European Commission points out "resilient growth amid increased uncertainty" at EU level and lowers the Portuguese GDP forecast to 2,2%, while growth momentum in the euro area shows more moderation.
European Commission forecasts “resilient growth amid increased uncertainty” for the EU. As for Portugal’s economic growth in 2018 and 2019, Brussels’ forecasts are a bit more pessimistic than expected by the portuguese government.
GDP growth will hit 2,2% in 2018 and 2% in 2019, according to the report, showing a 0,1% deviation from the previous forecasts that indicated Portuguese GDP’s growth to reach 2,3%. This is also lower than what the portguese government expects: 2,3%.

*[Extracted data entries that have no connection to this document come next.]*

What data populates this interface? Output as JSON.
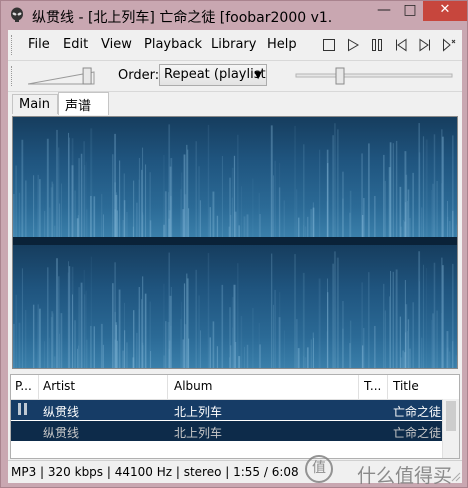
{
  "window": {
    "title": "纵贯线 - [北上列车] 亡命之徒   [foobar2000 v1.",
    "buttons": {
      "minimize": "—",
      "maximize": "□",
      "close": "✕"
    }
  },
  "menu": {
    "items": [
      "File",
      "Edit",
      "View",
      "Playback",
      "Library",
      "Help"
    ]
  },
  "playback_controls": [
    "stop-icon",
    "play-icon",
    "pause-icon",
    "previous-icon",
    "next-icon",
    "random-icon"
  ],
  "toolbar": {
    "order_label": "Order:",
    "order_value": "Repeat (playlist)",
    "volume_level": 0.95,
    "seek_level": 0.27
  },
  "tabs": [
    "Main",
    "声谱"
  ],
  "playlist": {
    "columns": [
      "P...",
      "Artist",
      "Album",
      "T...",
      "Title"
    ],
    "rows": [
      {
        "playing_icon": "pause-icon",
        "artist": "纵贯线",
        "album": "北上列车",
        "track": "",
        "title": "亡命之徒"
      },
      {
        "playing_icon": "",
        "artist": "纵贯线",
        "album": "北上列车",
        "track": "",
        "title": "亡命之徒"
      }
    ]
  },
  "status": {
    "text": "MP3 | 320 kbps | 44100 Hz | stereo | 1:55 / 6:08"
  },
  "watermark": {
    "logo": "值",
    "text": "什么值得买"
  },
  "colors": {
    "titlebar": "#c9a7b1",
    "close_button": "#c7463d",
    "spectrum_bg": "#08283f",
    "spectrum_band": "#2f6f99",
    "row_selected": "#163c66"
  }
}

Brussels experts considered that although imports and exports are rapidly increasing in the country, in general terms they will have a smaller contribution to the economy due to the overall unfavorable external market conditions at present.
The EC also considered that job creation is going to slow down while oil prices will have a staggering impact on the purchasing power of the population.

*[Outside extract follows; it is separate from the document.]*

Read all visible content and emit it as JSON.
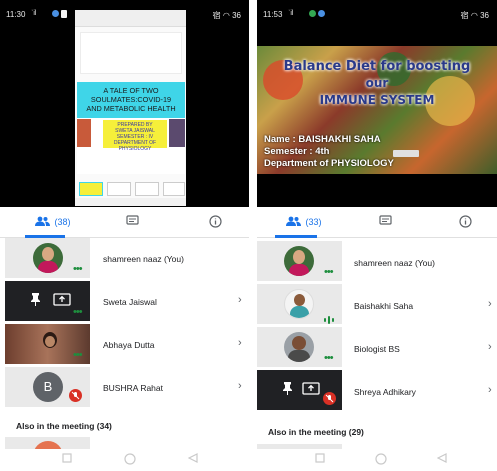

Additionally, the Commission convened optimistically that Portugal’s financial system is showing several signs of improvement, adding that inflation is lowering gradually moving from a weight of 1,4% in 2018 to 1,6% in 2019. Alongside this, the EC duly noted that salaries have not been rising although it predicted they might start progressing soon.
The report shows that “nominal wage growth is expected to continue in 2018, albeit at a slower pace” and “real wage growth, however, is expected to moderate significantly in 2018, due to the higher inflation”, while on the other hand house prices have risen 12,2% “driven by tourism-related activities and foreign capital inflows”.